The crowd on the first day was estimated at 5,000 although an official number was unavailable since the man in charge lost count after the 4,000 mark was reached.

Located just to the left of the main entrance a group of ladies were even handing out a free "appetizing" lunch, consisting of crackers, sardines and coffee.

Seligman's storerooms on Broad Street were well-stocked with household specials to appeal to customers, including heavy wash boilers for 69 cents, copper tea kettles (89 cents), 3-piece kitchen sets (2 knives and one cleaver for 23 cents), lanterns (39 cents) and pitchers for 10 cents.

Bigger ticket items which attracted consumers included the display of ranges by the Lehigh Stove and Manufacturing Co. An expert was present to demonstrate "the delicious possibilities hidden in a first-class range properly used together with scientific broilers, roasters and boilers when in expert hands."

Visitors were well treated. Over 22 gallons of hot coffee, served in small cups, was distributed on the first day. Coffee percolators for sale by one of the vendors also turned out "a sample of the kind of coffee you dream about," one person remarked.

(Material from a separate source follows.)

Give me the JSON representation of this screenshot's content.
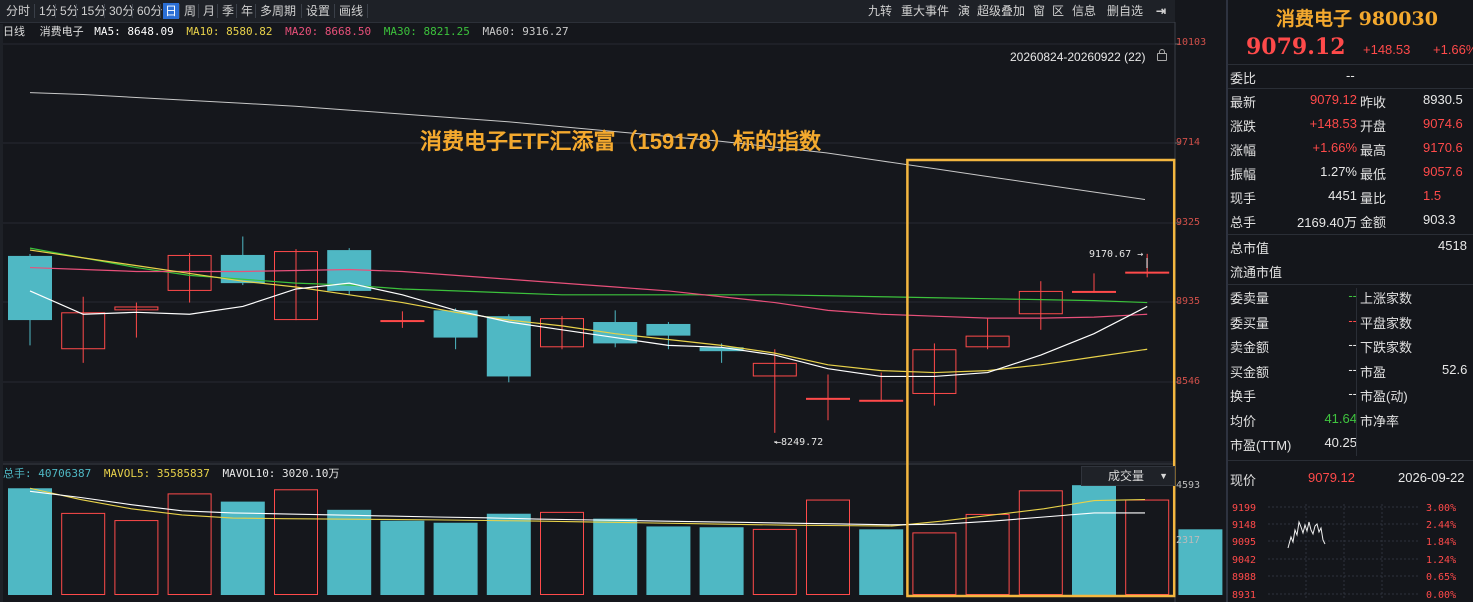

Both men and women had plenty to see at the Vulcan shops, where 30 sales persons were on hand to display the latest household conveniences.

"They represent stoves, crockeries, gas ranges, agriculture, powder companies, metalware companies of all descriptions, as well as paint, varnish and grocery firms," a reporter stated.

Especially eye-catching was the big farm machinery, including wagons, as well as the new line of carriages, auto trucks and automobiles. Gasoline engines were regularly fired up, showing how they could power threshing machines, cream separators and feed mills. Milk separated from the cream was used to serve patrons.

International Harvester, the world's largest agricultural equipment company, had 10 salesmen demonstrating their products at the Expo. Also represented were the Durant-Dort Carriage Company of Flint, Mich.; the Grossmann Saddlery Company of Cincinnati, Ohio, and Standard Oil Company which had two experts explaining the use of the company's oil stoves and Rayo Lamps.

Mr. Seligman was overwhelmed by the public interest in the event, which drew an estimated 20,000 over its three-day run. The Courier, which called the event the "greatest of its kind ever given in the state, said that Mr. Seligman "wore a smile that would not come off," given in large part by the fact that sales were four times better than what was expected.

Seligman decided to use the Vulcan shops as a permanent area to display his farm implements, carriages and wagons.

The public also gave the expo a rousing thumbs-up rating.

"The most wonderful thing ever held in the county," one visitor told a reporter.

"I never imagined it would be anything like this ...," another remarked.